А вообще, логично! Обносить осадным тыном русскую крепость, растапливая снег и прогревая землю кострами, а после еще долго и нудно вкапывать в нее частокол (а бревна для него еще нужно нарубить и заострить поверху!) – задача не из простых. Между тем рогатки не хуже защитят от внезапного налета конницы, но зато их установка (уже готовых!) требует совершенно незначительных затрат времени…

Наблюдая за ворогом, я также стал свидетелем того, как несколько нукеров, занимающихся выставлением заграждений, вдруг словно под землю проваливались! А потом понял, что они действительно проваливались – в замаскированные русичами волчьи ямы. Их я тоже советовал нарыть защитникам Пронска, теперь же пришло время с ужасом осознать, что в крепость после налета на лагерь мы никак отойти не сможем! Ибо прорываться пришлось бы через полосу скрытых ловушек, и сколько бы они унесли жизней наших воев, неведомо… Да и стационарный мостик, перекинутый через ров к воротам, княжьи люди разобрали заранее, исключив любую для нас возможность беспрепятственно отступить в град после налета на стоянку поганых.

Однако татары ведь уже в первый день прямо на наших глазах принялись строить пороки! Вот только лесорубы, орудующие в лесу, лишь заготавливали сырье. Среди них можно было разглядеть одного-двух китайцев, руководящих рубкой, но основная масса мастеров занималась сбором катапульт у рва – нам даже не пришлось брать языка, чтобы это понять. И ведь подобная технология работы противника делала атаку на лесорубов не только чрезвычайно опасной (ворог однозначно получил бы подкрепление в лице всего тумена!), но и абсолютно бессмысленной.

Увы, не больше смысла имела также и попытка напасть на инженеров в самом лагере, пусть и под покровом ночи, даже с расчетом, что после мы попытаемся вернуться в лес…

Я практически весь световой день неотрывно наблюдал за ворогом с кроны высокого дуба, растущего на достаточном удалении от опушки, чтобы не бояться быть замеченным мокшей, и в тоже время возвышающимся над прочими деревьями так, чтобы я мог беспрепятственно следить за осадной работой. Мне даже удалось отследить, в какую именно часть стойбища удалились китайцы и где примерно стоят их шатры… Все пошло по худшему (хотя и ожидаемому) сценарию: конструкторы-артиллеристы расположились в самом защищенном месте – в центре лагеря, рядом со ставкой темника и в окружении его телохранителей. И при трезвом размышлении стало кристально ясно: шанс на успех внезапной атаки, целью которой будут именно мастера осадного дела, стремится к нулю!

Однако же и бросать своих в беде, когда уже совершенно точно известно, что враг располагает катапультами, было трусливо и подло.

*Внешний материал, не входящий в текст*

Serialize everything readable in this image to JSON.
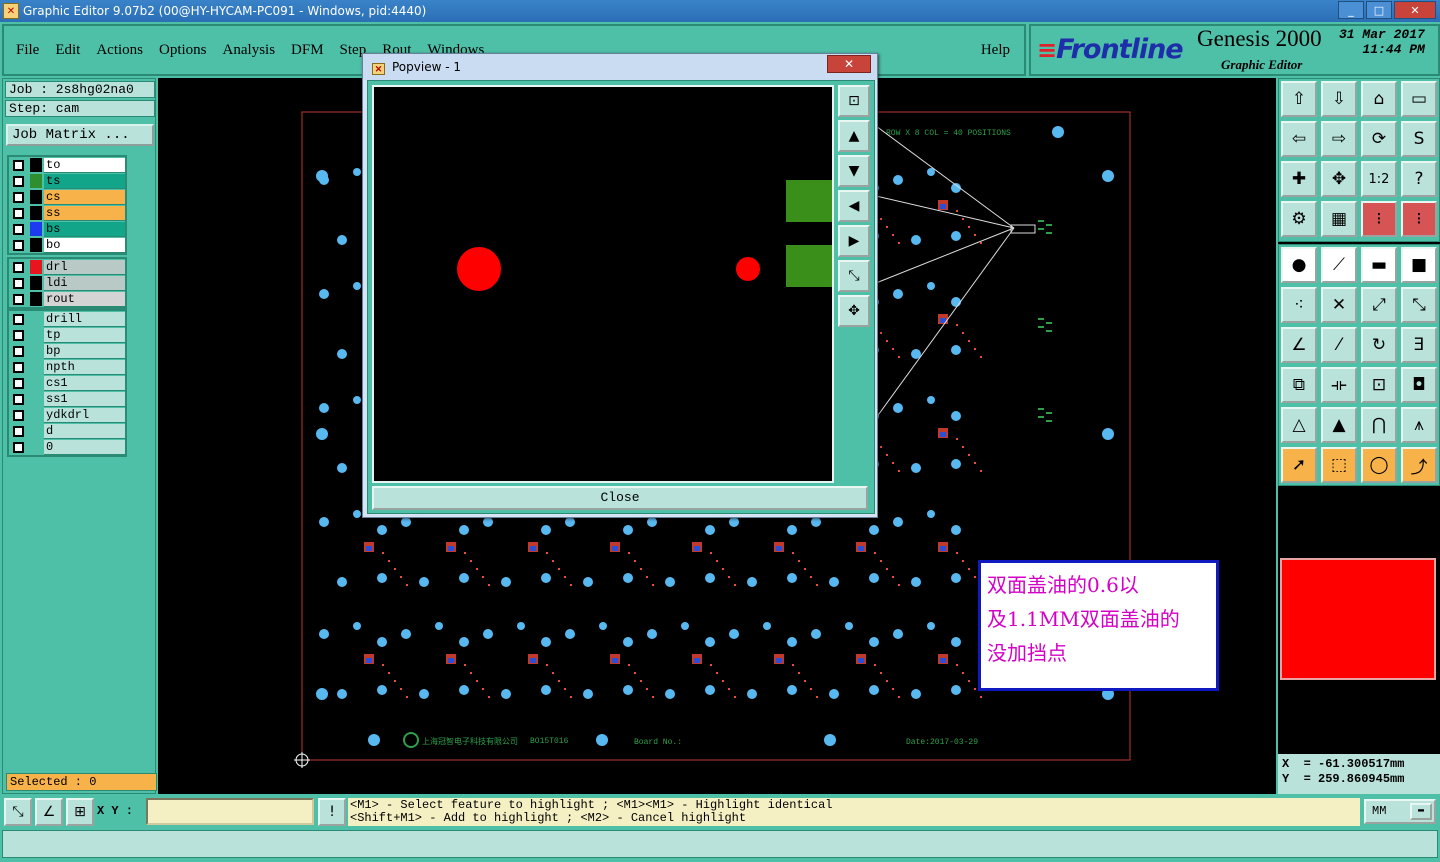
{
  "window": {
    "title": "Graphic Editor 9.07b2 (00@HY-HYCAM-PC091 - Windows, pid:4440)",
    "controls": [
      "_",
      "□",
      "✕"
    ]
  },
  "menu": {
    "items": [
      "File",
      "Edit",
      "Actions",
      "Options",
      "Analysis",
      "DFM",
      "Step",
      "Rout",
      "Windows"
    ],
    "help": "Help"
  },
  "brand": {
    "logo": "Frontline",
    "product": "Genesis 2000",
    "subtitle": "Graphic Editor",
    "date": "31 Mar 2017",
    "time": "11:44 PM"
  },
  "left": {
    "job": "Job : 2s8hg02na0",
    "step": "Step: cam",
    "job_matrix": "Job Matrix ...",
    "board_layers": [
      {
        "name": "to",
        "swatch": "#000000",
        "bg": "#ffffff"
      },
      {
        "name": "ts",
        "swatch": "#2f8f2f",
        "bg": "#13a58a"
      },
      {
        "name": "cs",
        "swatch": "#000000",
        "bg": "#f7b24a"
      },
      {
        "name": "ss",
        "swatch": "#000000",
        "bg": "#f7b24a"
      },
      {
        "name": "bs",
        "swatch": "#1d3cf0",
        "bg": "#13a58a"
      },
      {
        "name": "bo",
        "swatch": "#000000",
        "bg": "#ffffff"
      }
    ],
    "drill_layers": [
      {
        "name": "drl",
        "swatch": "#e8141e",
        "bg": "#b9c9c6"
      },
      {
        "name": "ldi",
        "swatch": "#000000",
        "bg": "#b9c9c6"
      },
      {
        "name": "rout",
        "swatch": "#000000",
        "bg": "#d4d4d4"
      }
    ],
    "misc_layers": [
      "drill",
      "tp",
      "bp",
      "npth",
      "cs1",
      "ss1",
      "ydkdrl",
      "d",
      "0"
    ],
    "selected": "Selected : 0"
  },
  "canvas": {
    "panel_text": "ROW X 8 COL = 40 POSITIONS",
    "board_no": "Board No.:",
    "date_label": "Date:2017-03-29",
    "part_no": "BO15T016",
    "company_text": "上海冠智电子科技有限公司"
  },
  "note": {
    "lines": [
      "双面盖油的0.6以",
      "及1.1MM双面盖油的",
      "没加挡点"
    ]
  },
  "popview": {
    "title": "Popview - 1",
    "close_label": "Close",
    "tool_icons": [
      "zoom-fit-icon",
      "pan-up-icon",
      "pan-down-icon",
      "pan-left-icon",
      "pan-right-icon",
      "zoom-in-icon",
      "zoom-out-icon"
    ]
  },
  "coords": {
    "x": "X  = -61.300517mm",
    "y": "Y  = 259.860945mm"
  },
  "bottom": {
    "xy_label": "X Y :",
    "xy_value": "",
    "hint_line1": "<M1> - Select feature to highlight ; <M1><M1> - Highlight identical",
    "hint_line2": "<Shift+M1> - Add to highlight ; <M2> - Cancel highlight",
    "units": "MM"
  }
}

А я вдобавок не знал, где именно находится Ростислава, и сердце мое буквально рвалось из груди при мысли, что мы просто уйдем из-под стен Пронска, оставив возлюбленную на растерзание поганым…

Пожалуй, именно эта мысль заставила меня лихорадочно искать выход из сложившейся ситуации и в конце концов решиться на настоящую авантюру!

Тяжело забыть и передать словами изумление уже немного восстановившегося и пришедшего в себя Захара Глебовича, когда вечером, после всех наблюдений и размышлений, я подошел к нему и с ободряющей улыбкой на губах обратился к тысяцкому голове:

– Ну что, воевода, ты еще готов ударить по ворогу всей силой, как предлагал это при Ижеславце? Если да, то знай: я согласен!

…Удивлению потомка берендеев не было предела! Но с ходу отметать мое рисковое предложение, поначалу кажущееся безумным, он не стал. А когда я пояснил свою задумку, разжевав идею целиком, он и вовсе горячо поддержал мой план, на первый взгляд, не имеющий ни единого шанса на успех…

Изначально в нашем отряде было не менее сотни пронских дружинников. Часть ратников пали в жарких схватках, но, собрав шесть десятков уцелевших воев, мы прямо спросили: есть ли среди них хоть кто-то, кому известно месторасположение подземных ходов града? Как оказалось, гриди знали о существовании аж целых двух лазов. С их слов, один вел к реке у самого основания Покровского холма, а вот второй – на значительное удаление за стены детинца. И если последний, предназначенный для тайного бегства из крепости, был известен только княжеским ближникам, то ход, ведущий к воде, расчищали и укрепляли еще по осени силами именно дружинников. Так вот, из шести десятков наших воев трое мужей участвовали в данном мероприятии и знали примерную точку выхода к реке…

Тщательно все обдумав, мы отправили в крепость одного из ратников – передать командующему гарнизоном весть о том, что мы находимся в тылу вражеской рати и готовы атаковать татар! Но собственных сил недостаточно для успешного удара, однако, если в крепости есть хотя бы полторы тысячи боеспособных воев, можно попытаться ударить по врагу, объединив силы.

Ответ защитников града должен был передать все тот же отправленный нами гридень, крепко проинструктированный насчет опасности пороков для Пронска. На всякий случай он также должен был сообщить защитникам града о сигнале, что мы будем ожидать перед рассветом. Сигнал простой – согласны с нашей затеей, значит дважды махнуть факелом с надвратной башни в сумерках, пока еще не взошло солнце. Ну а если нет – трижды. И если да, то на подготовку к бою и выводу воев из крепости мы выделили следующий день и ночь. Судя по не столь и великой скорости сбора пороков, как раз один день у нас в запасе и имеется… Непосредственно атаку мы назначили на рассвет вторых суток – предшествующей им ночи должно хватить, чтобы пронские ратники прошли подземным ходом и развернули боевые порядки перед нападением на лагерь, объединившись с нами. Отдельно от себя я попросил посланника узнать также и о Ростиславе – осталась ли красавица-княжна в граде, подле отца, или же властный князь отослал дочку вместе с ратью в Рязань… Для меня это знание было очень важно.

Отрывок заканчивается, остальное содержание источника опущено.